With this in mind I recently decided to curate my experience of information with extreme prejudice. This is something I do periodically, and more frequently as time goes by. The thing I seek to manage we sometimes refer to as”mass media,” but we struggle to find a fitting term for something that is ubiquitous and difficult to escape. Nevertheless, I was determined to severely limit my exposure to news of all kinds, commercials, websites, opinions and social media.
The power of the human psyche to adapt is remarkable. Our youngest media consumers have no idea that the information inundating their daily lives is a howling wilderness compared to the early days of the information age and the time before that.
We long ago accepted that the price we pay for entertainment includes the time we spend enduring ads and commercials, and that includes all those websites dressed up like news providers. We don’t begrudge these efforts to pay the bills. But what we often forget is the sophisticated science that informs the manipulative power of the ads.
To some degree we all carry within us an empty space of want and need, unfulfilled desires and unrealized dreams. Religion, spirituality and Faith have been trying to teach us for centuries how to fill that void, but in a culture where the secular and the carnal is paramount, we are losing the knowledge and the ability.
Ads are designed to tap into that void, to create need where none existed before, and the longer and more frequent our exposure, the more habitual our behavior becomes as we “eat” to satisfy the “hunger.” Our needful economy depends on constant and ever growing consumption, and we are conditioned to follow the fashionable and the viral.

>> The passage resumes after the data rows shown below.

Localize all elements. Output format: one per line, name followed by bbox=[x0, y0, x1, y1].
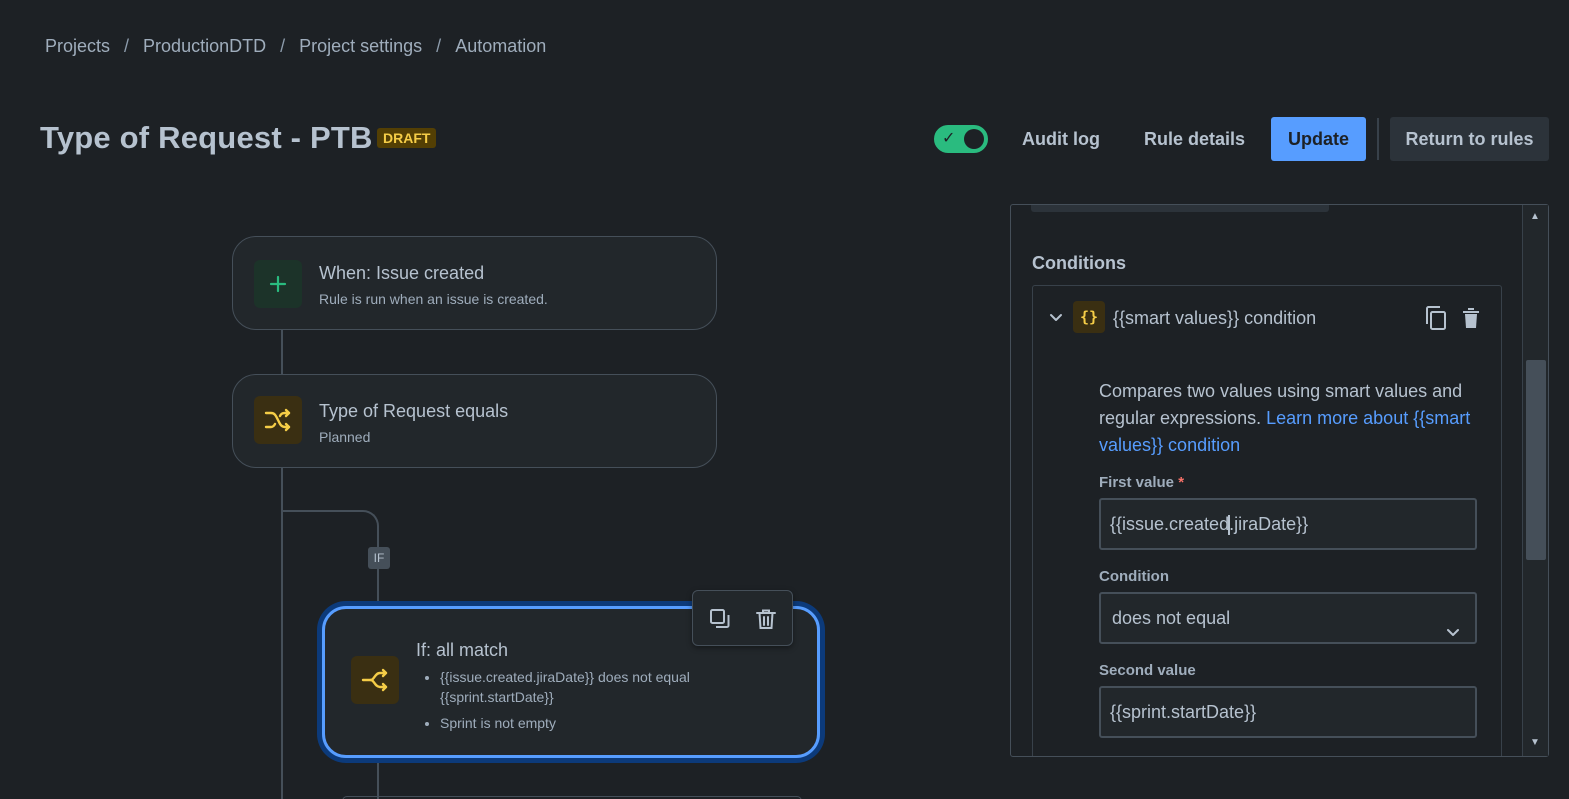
breadcrumb-separator: / bbox=[280, 36, 286, 56]
trigger-node[interactable]: When: Issue created Rule is run when an … bbox=[232, 236, 717, 330]
if-branch-tag: IF bbox=[368, 547, 390, 569]
node-toolbar bbox=[692, 590, 793, 646]
condition-node[interactable]: Type of Request equals Planned bbox=[232, 374, 717, 468]
breadcrumb-automation[interactable]: Automation bbox=[455, 36, 546, 57]
first-value-text-end: .jiraDate}} bbox=[1229, 514, 1309, 534]
breadcrumb-separator: / bbox=[436, 36, 442, 56]
smart-values-condition-card: {} {{smart values}} condition Compares t… bbox=[1032, 285, 1502, 756]
return-to-rules-button[interactable]: Return to rules bbox=[1390, 117, 1549, 161]
condition-label: Condition bbox=[1099, 568, 1169, 585]
condition-description: Compares two values using smart values a… bbox=[1099, 378, 1489, 459]
trash-icon[interactable] bbox=[1459, 305, 1483, 331]
branch-icon bbox=[351, 656, 399, 704]
page-title: Type of Request - PTB bbox=[40, 120, 373, 155]
rule-enabled-toggle[interactable]: ✓ bbox=[934, 125, 988, 153]
audit-log-button[interactable]: Audit log bbox=[1006, 117, 1116, 161]
first-value-input[interactable]: {{issue.created.jiraDate}} bbox=[1099, 498, 1477, 550]
breadcrumb-projects[interactable]: Projects bbox=[45, 36, 110, 57]
chevron-down-icon bbox=[1445, 610, 1461, 658]
condition-title: Type of Request equals bbox=[319, 401, 509, 421]
if-block-conditions: {{issue.created.jiraDate}} does not equa… bbox=[440, 667, 740, 739]
condition-subtitle: Planned bbox=[319, 429, 371, 445]
conditions-heading: Conditions bbox=[1032, 253, 1126, 273]
scrollbar-thumb[interactable] bbox=[1526, 360, 1546, 560]
smart-values-icon: {} bbox=[1073, 301, 1105, 333]
status-badge: DRAFT bbox=[377, 128, 437, 148]
copy-icon[interactable] bbox=[1423, 305, 1449, 331]
connector-line bbox=[281, 330, 283, 374]
first-value-label-text: First value bbox=[1099, 474, 1175, 491]
rule-details-button[interactable]: Rule details bbox=[1128, 117, 1261, 161]
list-item: Sprint is not empty bbox=[440, 713, 740, 733]
shuffle-icon bbox=[254, 396, 302, 444]
connector-line bbox=[377, 569, 379, 606]
condition-select[interactable]: does not equal bbox=[1099, 592, 1477, 644]
plus-icon bbox=[254, 260, 302, 308]
condition-config-panel: Conditions {} {{smart values}} condition… bbox=[1010, 204, 1549, 757]
update-button[interactable]: Update bbox=[1271, 117, 1366, 161]
second-value-input[interactable]: {{sprint.startDate}} bbox=[1099, 686, 1477, 738]
first-value-text: {{issue.created bbox=[1110, 514, 1230, 534]
trigger-title: When: Issue created bbox=[319, 263, 485, 283]
scroll-up-icon[interactable]: ▲ bbox=[1530, 211, 1540, 222]
breadcrumb-productiondtd[interactable]: ProductionDTD bbox=[143, 36, 266, 57]
branch-connector bbox=[281, 510, 379, 550]
breadcrumb-project-settings[interactable]: Project settings bbox=[299, 36, 422, 57]
chevron-down-icon[interactable] bbox=[1047, 308, 1065, 326]
second-value-label: Second value bbox=[1099, 662, 1196, 679]
connector-line bbox=[377, 760, 379, 799]
trigger-subtitle: Rule is run when an issue is created. bbox=[319, 291, 548, 307]
if-block-title: If: all match bbox=[416, 640, 509, 660]
list-item: {{issue.created.jiraDate}} does not equa… bbox=[440, 667, 740, 707]
header-divider bbox=[1377, 118, 1379, 160]
second-value-text: {{sprint.startDate}} bbox=[1110, 702, 1257, 722]
toggle-knob bbox=[964, 129, 984, 149]
breadcrumb: Projects / ProductionDTD / Project setti… bbox=[45, 36, 546, 57]
scroll-down-icon[interactable]: ▼ bbox=[1530, 737, 1540, 748]
condition-select-value: does not equal bbox=[1112, 608, 1231, 628]
panel-scrollbar[interactable]: ▲ ▼ bbox=[1522, 205, 1548, 756]
duplicate-icon[interactable] bbox=[706, 605, 734, 633]
first-value-label: First value * bbox=[1099, 474, 1184, 491]
panel-top-strip bbox=[1031, 205, 1329, 212]
trash-icon[interactable] bbox=[752, 605, 780, 633]
condition-card-title: {{smart values}} condition bbox=[1113, 308, 1317, 328]
required-mark: * bbox=[1178, 474, 1185, 491]
breadcrumb-separator: / bbox=[124, 36, 130, 56]
check-icon: ✓ bbox=[942, 130, 956, 147]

Our job as curators would be difficult enough if manipulative marketing was the only contaminant in our flow of information, but there are elements even more toxic to our peace of mind. Politics and propaganda have polluted the river in concentrations that threaten the very survival of our civil society.
Elections never end now, and the two dominant tribes of red and blue are more than willing to tear the country apart in order to gain and regain power. Unfortunately, we are helping them do it. Someone red speaks; someone blue tweets and someone is offended. Someone else slams, attacks, destroys, calls out, and stuns and we comment and repost, and it all happens in a phantom world of pixels. The sun is shining, the green shoots of spring are emerging from the cold ground and the birds are singing, but we are angry because someone whom we’ve never met, and never will meet, said or typed something.
You might be surprised at how quickly anger fades and hunger diminishes when they are not being artificially stimulated by mass media. You might also be quite surprised at how addicted you have become if you decide to abruptly cut off your exposure to Facebook and Twitter, to close the laptop or turn off the television. I challenge you to resolve to try it for a day and take note of your reactions. Notice how quickly you can rationalize a retreat from your resolution. You may not be able to cut off the flow cold turkey the first time you try it. Don’t despair if you can’t. A lot of study has gone into getting you hooked on pixels.
I should be more proactive in my own efforts to curate. They tend to occur at moments of frustration or disgust which could be altogether avoided if I was more vigilant, but like many of you, my business interests require a constant gathering of information, and there are many road hazards on the information highway.
It was a productive vacation, this brief departure from media. Work was easier and sleep was sounder. A few more books got read that had been collecting dust. Several projects which had been put on the backburner got some much needed attention.
Returning once again to the flow, I found the nation right where I left it, a land once known as a melting pot now defined and divided by our insufferable identities. I hear “diversity and inclusion” but I see instead a kind of Balkanization.
It’s more than a little embarrassing to watch our elected leaders performing playground rituals of he said, she said and indulging in name calling. Oh, and the victims, the racists, the bigots, the anti Semites and the Islamophobes. “I know you are, but what am I?” The posturing, the recriminations, the spin, all packaged up in tweets and sound bytes ready to be propagated into the echo chambers.
But you know, another technique for curating our experience is to shift our perspective just enough to see the humor, and once we learn to do that, humor is abundant. In fact, Nancy Pelosi provided me the biggest laugh of the season so far, and almost as soon as I opened my laptop. I’ll leave you with her quote, taken out of context but able to stand on its own for the purposes of a good laugh. She said,
“I don’t think our colleague is anti-Semitic, I think she has a different experience in the use of words, doesn’t understand that some of them are fraught with meaning that she didn’t realize.”
Or, to put in another way, in the succinct language of youth, “Man, she was just sayin’.”